Freitag, 27.04.2018, 16ct, V3-204: Jens Stoye (Bielefeld University)
On Indexing for Jumbled Pattern Matching
Jumbled pattern matching is a variant of string matching where the order
of characters in the matched region is ignored. It has applications in
various areas of bioinformatics and beyond. Like in ordinary string
matching, indexing allows to speed-up the search of multiple patterns in
the same text.
Recently, the problem of indexing binary strings for jumbled pattern
matching has received quite some attention. While it seems unlikely to
develop faster algorithms in terms of input size, we can still make
progress on the problem by considering other natural parameters. One
such parameter is the number of runs of 1s in the input, i.e. the length
of the run length encoding (RLE) of the input string.
We present a new and very simple algorithm matching the best known
running times. This algorithm can be extended, either so that the index
returns the position of a match (if there is one), or so that the
algorithm uses only $n$ bits of space instead of $n$ words.

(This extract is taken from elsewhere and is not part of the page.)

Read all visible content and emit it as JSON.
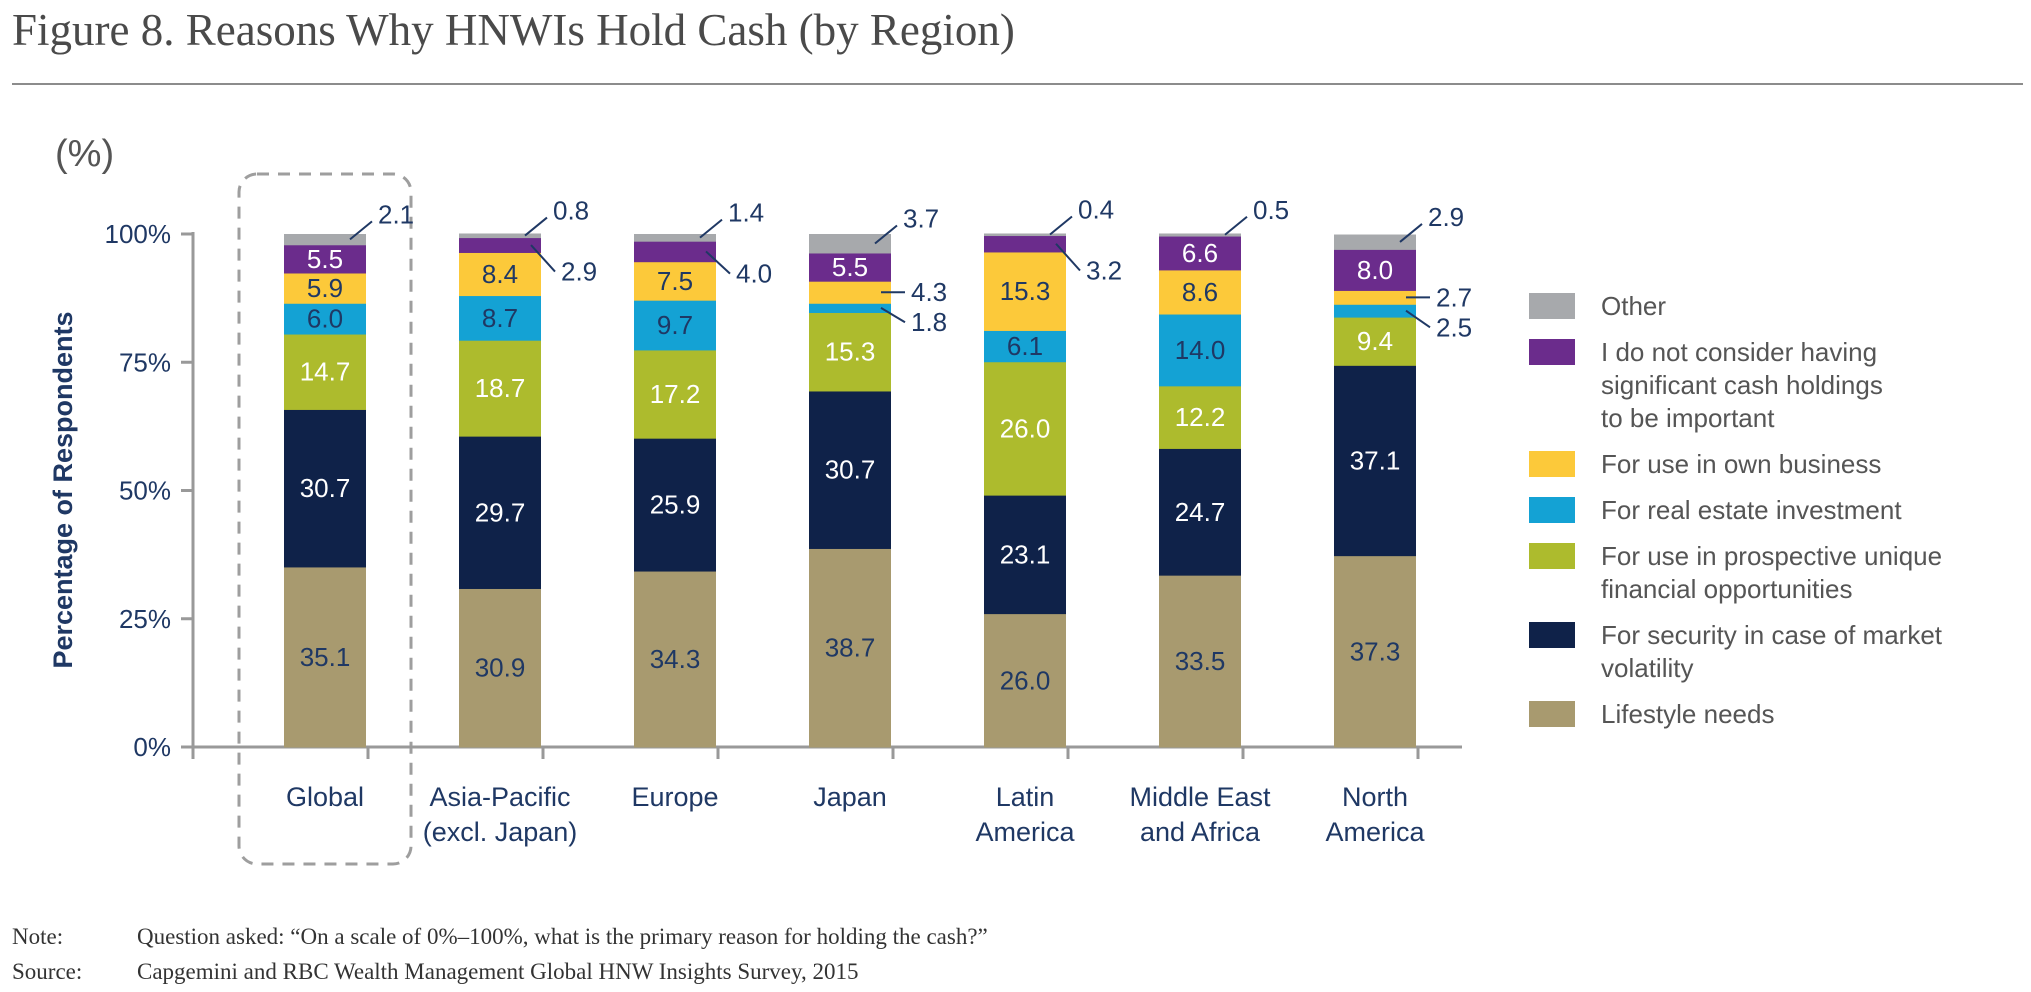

To better understand the behaviour of the latter variant, we also study
some combinatorial problems arising from comparing the RLE of the input
string to the RLE of the binary output string. Some of these problems
are still open, and any idea from the audience will be highly appreciated.
This is joint work with Luis Kowada, Luís Felipe Cunha, Roland Wittler,
Travis Gagie, Szymon Grabowski and maybe others.